И старуха пошла своей дорогой.

И вот из хаммама вышла развалина, гораздо противнее и ужаснее предыдущей. И султан Махмуд приблизился к ней, дрожа, и спросил у нее:

— Замужем ты или девственна?

И она ответила, сморкаясь в руку:

— Я девственна, о око мое!

И султан Махмуд воскликнул:

— Ге! Ля! Ге! Ля! Я осел, тетушка, я осел! Посмотри на мой хвост, на мои уши и мой зебб! Это хвост, уши и зебб осла! За осла же женщины не выходят замуж!

Но отвратительная старуха приблизилась к нему и хотела было его обнять, но султан Махмуд, вне себя от отвращения и ужаса, стал кричать:

— Ге! Ля! Ге! Ля! Я осел, йа ситти, я осел! Смилуйся, не выходи за меня! Я бедный осел с мельницы! Ге! Ля! Ге! Ля!

И, сделав над собой нечеловеческое усилие, он вынул голову из бассейна. И увидел себя султан Махмуд посреди тронной залы дворца своего, и по правую руку от себя — своего великого визиря, а по левую — чужеземного шейха. А перед ним одна из его любовниц предлагала ему на золотом подносе чашку шербета, которую он потребовал за несколько минут до прихода шейха. Ге! Ля! Ге! Ля! Значит, он по-прежнему султан! Он султан! А все это печальное приключение длилось ровно столько времени, сколько понадобилось, чтобы погрузить голову в бассейн и снова вынуть ее! И он не мог заставить себя поверить такому чуду. И принялся он оглядываться вокруг, ощупывая себя и протирая себе глаза. Ге! Ля! Ге! Ля! Он, вне всяких сомнений, был султаном, самим султаном Махмудом, а не тем несчастным, потерпевшим кораблекрушение, не носильщиком, не ослом с мельницы, не супругом страшной развалины! Ге! Аллах свидетель, как счастлив он был, найдя себя снова султаном после всех этих злоключений! И в ту минуту, когда он открыл рот, чтобы попросить объяснения этого странного случая, раздался глухой голос святого старца, говорившего ему:

— Султан Махмуд, я пришел к тебе как посланник трех братьев моих, сантонов дальних стран, чтобы возвестить тебе о милости Воздаятеля!
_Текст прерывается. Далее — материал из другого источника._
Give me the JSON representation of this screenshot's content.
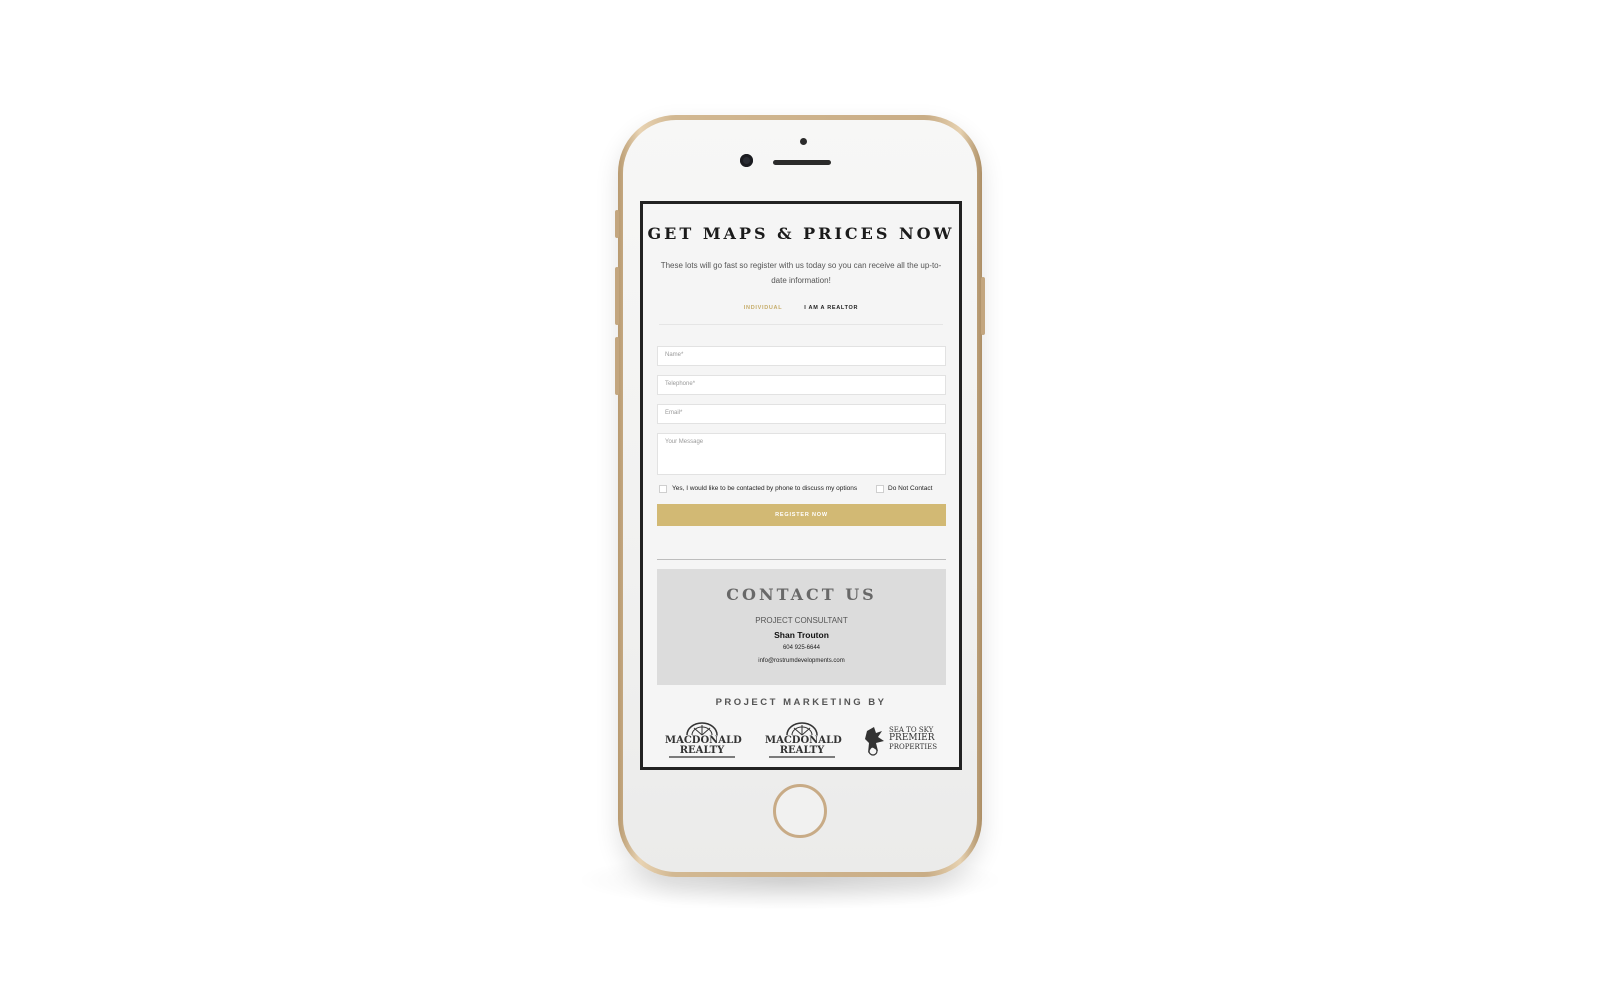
{
  "form": {
    "title": "GET MAPS & PRICES NOW",
    "subtitle": "These lots will go fast so register with us today so you can receive all the up-to-date information!",
    "tabs": [
      {
        "label": "INDIVIDUAL",
        "active": true
      },
      {
        "label": "I AM A REALTOR",
        "active": false
      }
    ],
    "fields": {
      "name_placeholder": "Name*",
      "telephone_placeholder": "Telephone*",
      "email_placeholder": "Email*",
      "message_placeholder": "Your Message"
    },
    "checkbox_contact_label": "Yes, I would like to be contacted by phone to discuss my options",
    "checkbox_do_not_contact_label": "Do Not Contact",
    "register_label": "REGISTER NOW"
  },
  "contact": {
    "title": "CONTACT US",
    "role": "PROJECT CONSULTANT",
    "name": "Shan Trouton",
    "phone": "604 925-6644",
    "email": "info@rostrumdevelopments.com"
  },
  "marketing": {
    "title": "PROJECT MARKETING BY",
    "logos": [
      {
        "line1": "MACDONALD",
        "line2": "REALTY"
      },
      {
        "line1": "MACDONALD",
        "line2": "REALTY"
      },
      {
        "line1": "SEA TO SKY",
        "line2": "PREMIER",
        "line3": "PROPERTIES"
      }
    ]
  },
  "colors": {
    "accent": "#d2b974",
    "phone_frame": "#c9ad86",
    "contact_bg": "#dcdcdc"
  }
}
И, сказав это, магрибский шейх исчез, так что никто не знал, вышел ли он через дверь или улетел в окно.

Султан же Махмуд, когда улеглось его волнение, понял урок своего Господа. И понял он, что все несчастья, которые он видел в повелевающем взгляде старца, могли бы, если бы угодно было судьбе, стать действительными несчастьями его жизни. И он упал на колени, заливаясь слезами. И с этого времени он изгнал всю печаль из сердца своего. И, живя в счастье, он распространял счастье вокруг себя. И такова действительная жизнь султана Махмуда, и такова жизнь, которую он мог бы вести при простом повороте судьбы, ибо Аллах всемогущ!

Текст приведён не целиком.